6.      voertuigen die op grond van het ontwerp ervan zijn bestemd voor het vervoer van ten minste 10 personen met inbegrip van de bestuurder – indien deze bestemming blijkt uit de overeenkomstig de wegenverkeerswet afgegeven documenten;

7.      gevallen waarin de activiteit van de belastingplichtige bestaat in:

a)      de wederverkoop van die (motor)voertuigen of

b)      het tegen betaling in gebruik geven van die (motor)voertuigen op grond van een huur-, pacht- of leaseovereenkomst dan wel van andere soortgelijke overeenkomsten, en die (motor)voertuigen door de belastingplichtige voor een periode van minstens zes maanden uitsluitend voor dat doel worden gebruikt.”

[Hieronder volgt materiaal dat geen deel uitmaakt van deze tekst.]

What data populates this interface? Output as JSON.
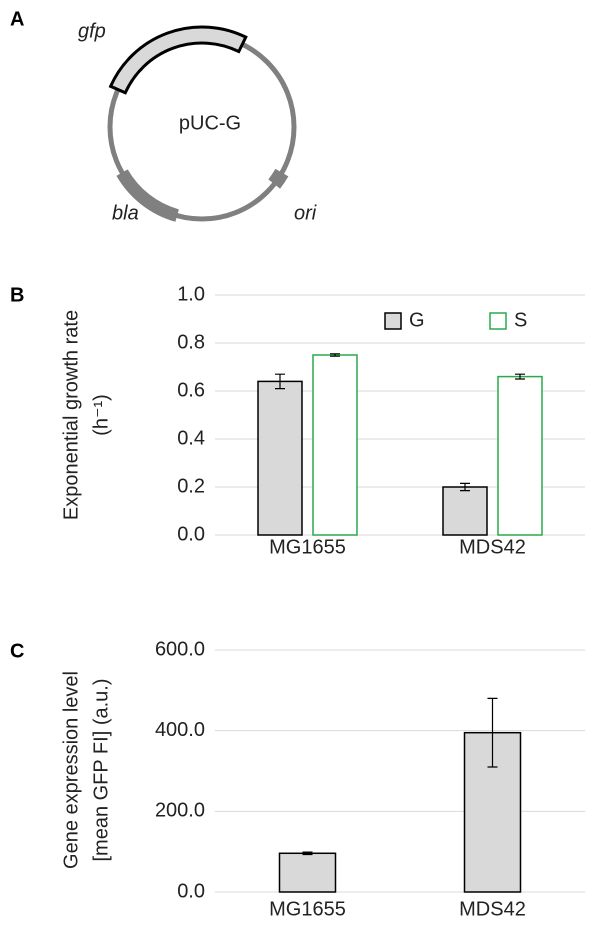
{
  "panel_labels": [
    "A",
    "B",
    "C"
  ],
  "diagram": {
    "plasmid": "pUC-G",
    "features": [
      "gfp",
      "bla",
      "ori"
    ]
  },
  "chart_data": [
    {
      "type": "bar",
      "y_label": [
        "Exponential growth rate",
        "(h⁻¹)"
      ],
      "categories": [
        "MG1655",
        "MDS42"
      ],
      "series": [
        {
          "name": "G",
          "color": "#d9d9d9",
          "edgecolor": "#000000",
          "values": [
            0.64,
            0.2
          ],
          "errors": [
            0.03,
            0.015
          ]
        },
        {
          "name": "S",
          "color": "#ffffff",
          "edgecolor": "#2aa84a",
          "values": [
            0.75,
            0.66
          ],
          "errors": [
            0.005,
            0.01
          ]
        }
      ],
      "ylim": [
        0,
        1
      ],
      "yticks": [
        {
          "value": 0,
          "label": "0.0"
        },
        {
          "value": 0.2,
          "label": "0.2"
        },
        {
          "value": 0.4,
          "label": "0.4"
        },
        {
          "value": 0.6,
          "label": "0.6"
        },
        {
          "value": 0.8,
          "label": "0.8"
        },
        {
          "value": 1,
          "label": "1.0"
        }
      ],
      "grid": true,
      "legend": "top-right"
    },
    {
      "type": "bar",
      "y_label": [
        "Gene expression level",
        "[mean GFP FI] (a.u.)"
      ],
      "categories": [
        "MG1655",
        "MDS42"
      ],
      "values": [
        96,
        395
      ],
      "errors": [
        3,
        85
      ],
      "color": "#d9d9d9",
      "edgecolor": "#000000",
      "ylim": [
        0,
        600
      ],
      "yticks": [
        {
          "value": 0,
          "label": "0.0"
        },
        {
          "value": 200,
          "label": "200.0"
        },
        {
          "value": 400,
          "label": "400.0"
        },
        {
          "value": 600,
          "label": "600.0"
        }
      ],
      "grid": true
    }
  ]
}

12      Artikel 88, lid 1, sub 3, van de btw-wet, in de sinds 22 augustus 2005 geldende versie, bepaalt:

„Verlaging van het bedrag of teruggaaf van het verschil van de verschuldigde belasting geldt niet voor door de belastingplichtige gekochte producten als [...] benzine, dieselolie en gas die worden gebruikt voor de aandrijving van personen- en andere voertuigen als bedoeld in artikel 86, lid 3.”

 Hoofdgeding en prejudiciële vragen

13      Het bij de Wojewódzki Sąd Administracyjny w Krakowie (administratieve rechtbank van het wojewodschap Krakau) aanhangig gemaakte geding betreft de vraag of Magoora de voorbelasting kan aftrekken die zij heeft betaald over de aankoop van brandstof voor een voertuig dat zij bedrijfsmatig gebruikt op grond van een leaseovereenkomst.

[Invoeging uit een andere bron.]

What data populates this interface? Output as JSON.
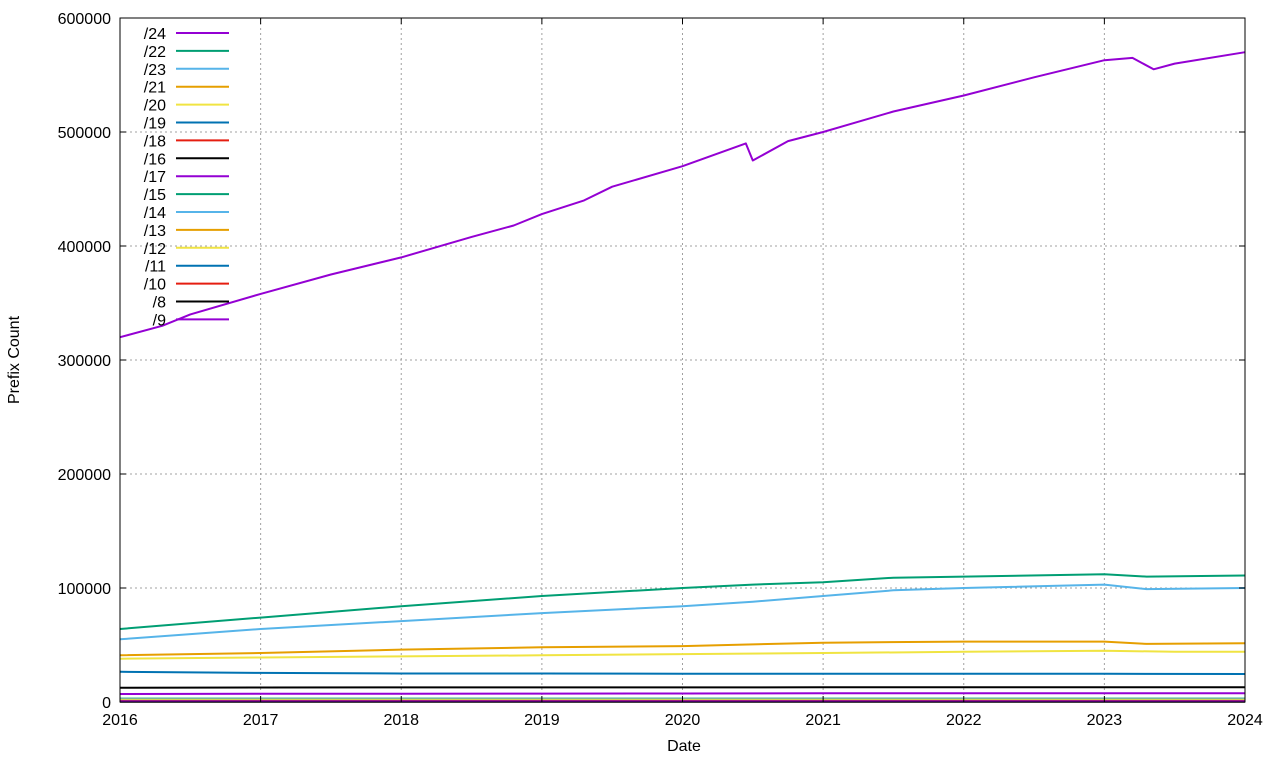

14      Op 25 maart 2005 heeft Magoora een operational-leaseovereenkomst voor een voertuig afgesloten, die op 13 juni 2005 bij de Urząd Skarbowy (belastingkantoor) is geregistreerd. De verwijzende rechter verstrekt geen enkele informatie met betrekking tot het merk en de technische kenmerken van dit voertuig.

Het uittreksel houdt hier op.